TUNIS: After four years working “under fire” and interviewing almost 50,000 witnesses, Tunisia’s commission tasked with serving justice to victims of half a century of dictatorship is poised to submit its recommendations.

Set up in 2014 following the 2011 revolution and in the wake of dictator Zine El Abidine Ben Ali’s fall, the Truth and Dignity Institute has a mission to “reveal the truth about the human rights violations” in Tunisia between 1955 and 2013.

In its final act, the commission will submit its recommendations to Tunisia’s leadership.

The first version is to be delivered at a public event on Friday and Saturday, before the full report is submitted by Dec. 31.

The government, with the assistance of a parliamentary follow-up committee, will have one year to draw up an action plan based on the recommendations.

The commission’s task was to collect and disseminate testimonies, send some of those suspected of rape, murder, torture or corruption to specialised courts, and recommend measures to prevent any recurrence.

Operating in the only Arab Spring country which has kept to a democratic path since the 2011 revolt, its mandate has also been to seek national reconciliation through a revival of the North African state’s collective memory.

The commission, whose mandate was extended in the spring until the end of 2018, has been studying more than 60,000 complaints and has this year sent dozens of cases to the courts.

Over the past four years, the panel has heard harrowing testimony from victims of torture in jail, some of which has been aired to large television audiences.

“From the very start we’ve worked under fire and come up against difficulties, due to the absence of political will,” commission official Khaled Krichi told AFP.

He said demands for the handover of judicial cases involving corruption had been rejected, as well as for archive materials from the Interior Ministry on prisoners who had suffered torture.

A contested amnesty law passed in 2017 cleared some officials suspected of administrative corruption.

The commission also faced political resistance with the return of former regime leaders to power, internal disputes as well as the lack of cooperation by state institutions.

Thirteen specialized courts have been set up and started work at the end of May on dozens of cases submitted by the commission.

Twenty trials are underway, mostly of victims of the 2011 revolution and of radical and leftist opposition figures tortured under the rule of Ben Ali or his predecessor Habib Bourguiba.

Krichi said settlements have been reached in 10 cases of financial corruption involving former regime figures, including that of Slim Chiboub, a son-in-law of Ben Ali, who has agreed to pay back 307 million dinars ($113 million).

The state, however, faced with accusations of torture and sexual violence, has rejected 1,000 demands for “reconciliation” with the victims.

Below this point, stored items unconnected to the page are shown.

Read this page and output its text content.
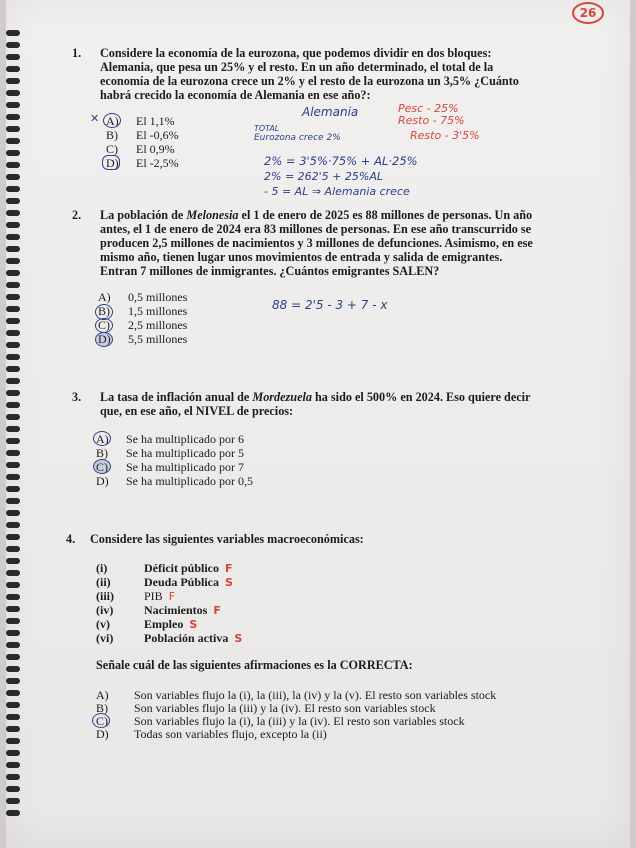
26
1. Considere la economía de la eurozona, que podemos dividir en dos bloques: Alemania, que pesa un 25% y el resto. En un año determinado, el total de la economía de la eurozona crece un 2% y el resto de la eurozona un 3,5% ¿Cuánto habrá crecido la economía de Alemania en ese año?:
A) El 1,1%
B)	El -0,6%
C)	El 0,9%
D) El -2,5%
✕	Alemania	Pesc - 25%
Resto - 75%
TOTAL
Eurozona crece 2%	Resto - 3'5%
2% = 3'5%·75% + AL·25%
2% = 262'5 + 25%AL
- 5 = AL ⇒ Alemania crece
2. La población de Melonesia el 1 de enero de 2025 es 88 millones de personas. Un año antes, el 1 de enero de 2024 era 83 millones de personas. En ese año transcurrido se producen 2,5 millones de nacimientos y 3 millones de defunciones. Asimismo, en ese mismo año, tienen lugar unos movimientos de entrada y salida de emigrantes. Entran 7 millones de inmigrantes. ¿Cuántos emigrantes SALEN?
A) 0,5 millones
B)	1,5 millones
C)	2,5 millones
D) 5,5 millones
88 = 2'5 - 3 + 7 - x
3. La tasa de inflación anual de Mordezuela ha sido el 500% en 2024. Eso quiere decir que, en ese año, el NIVEL de precios:
A) Se ha multiplicado por 6
B)	Se ha multiplicado por 5
C)	Se ha multiplicado por 7
D) Se ha multiplicado por 0,5
4. Considere las siguientes variables macroeconómicas:
(i)	Déficit público F
(ii)	Deuda Pública S
(iii)	PIB F
(iv)	Nacimientos F
(v)	Empleo S
(vi)	Población activa S
Señale cuál de las siguientes afirmaciones es la CORRECTA:
A) Son variables flujo la (i), la (iii), la (iv) y la (v). El resto son variables stock
B)	Son variables flujo la (iii) y la (iv). El resto son variables stock
C)	Son variables flujo la (i), la (iii) y la (iv). El resto son variables stock
D) Todas son variables flujo, excepto la (ii)
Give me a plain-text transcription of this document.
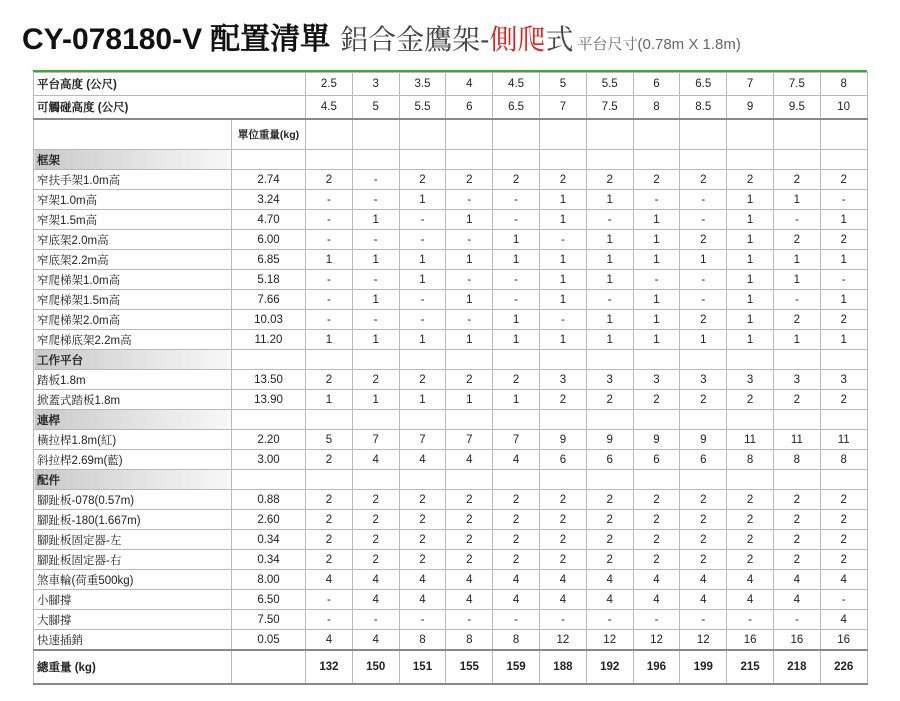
CY-078180-V 配置清單 鋁合金鷹架- 側爬 式 平台尺寸(0.78m X 1.8m)
平台高度 (公尺)		2.5	3	3.5	4	4.5	5	5.5	6	6.5	7	7.5	8
可觸碰高度 (公尺)		4.5	5	5.5	6	6.5	7	7.5	8	8.5	9	9.5	10
	單位重量(kg)												
框架													
窄扶手架1.0m高	2.74	2	-	2	2	2	2	2	2	2	2	2	2
窄架1.0m高	3.24	-	-	1	-	-	1	1	-	-	1	1	-
窄架1.5m高	4.70	-	1	-	1	-	1	-	1	-	1	-	1
窄底架2.0m高	6.00	-	-	-	-	1	-	1	1	2	1	2	2
窄底架2.2m高	6.85	1	1	1	1	1	1	1	1	1	1	1	1
窄爬梯架1.0m高	5.18	-	-	1	-	-	1	1	-	-	1	1	-
窄爬梯架1.5m高	7.66	-	1	-	1	-	1	-	1	-	1	-	1
窄爬梯架2.0m高	10.03	-	-	-	-	1	-	1	1	2	1	2	2
窄爬梯底架2.2m高	11.20	1	1	1	1	1	1	1	1	1	1	1	1
工作平台													
踏板1.8m	13.50	2	2	2	2	2	3	3	3	3	3	3	3
掀蓋式踏板1.8m	13.90	1	1	1	1	1	2	2	2	2	2	2	2
連桿													
橫拉桿1.8m(紅)	2.20	5	7	7	7	7	9	9	9	9	11	11	11
斜拉桿2.69m(藍)	3.00	2	4	4	4	4	6	6	6	6	8	8	8
配件													
腳趾板-078(0.57m)	0.88	2	2	2	2	2	2	2	2	2	2	2	2
腳趾板-180(1.667m)	2.60	2	2	2	2	2	2	2	2	2	2	2	2
腳趾板固定器-左	0.34	2	2	2	2	2	2	2	2	2	2	2	2
腳趾板固定器-右	0.34	2	2	2	2	2	2	2	2	2	2	2	2
煞車輪(荷重500kg)	8.00	4	4	4	4	4	4	4	4	4	4	4	4
小腳撐	6.50	-	4	4	4	4	4	4	4	4	4	4	-
大腳撐	7.50	-	-	-	-	-	-	-	-	-	-	-	4
快速插銷	0.05	4	4	8	8	8	12	12	12	12	16	16	16
總重量 (kg)		132	150	151	155	159	188	192	196	199	215	218	226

A row has also broken out over compensation cases, with members of Parliament claiming the costs would bankrupt the state and that many claims were designed to benefit supporters of extremist movement Ennahdha.

At the end of November, the commission drew up criteria for compensation that exclude those with post-2011 government or parliamentary posts.

Around 25,000 people are eligible to compensation from the Al-Karama (Dignity) Fund established in 2014, according to Krichi.

It is being financed by donations, a percentage of the funds recovered through settlements and a one-time government grant of 10 million dinars ($3.7 million).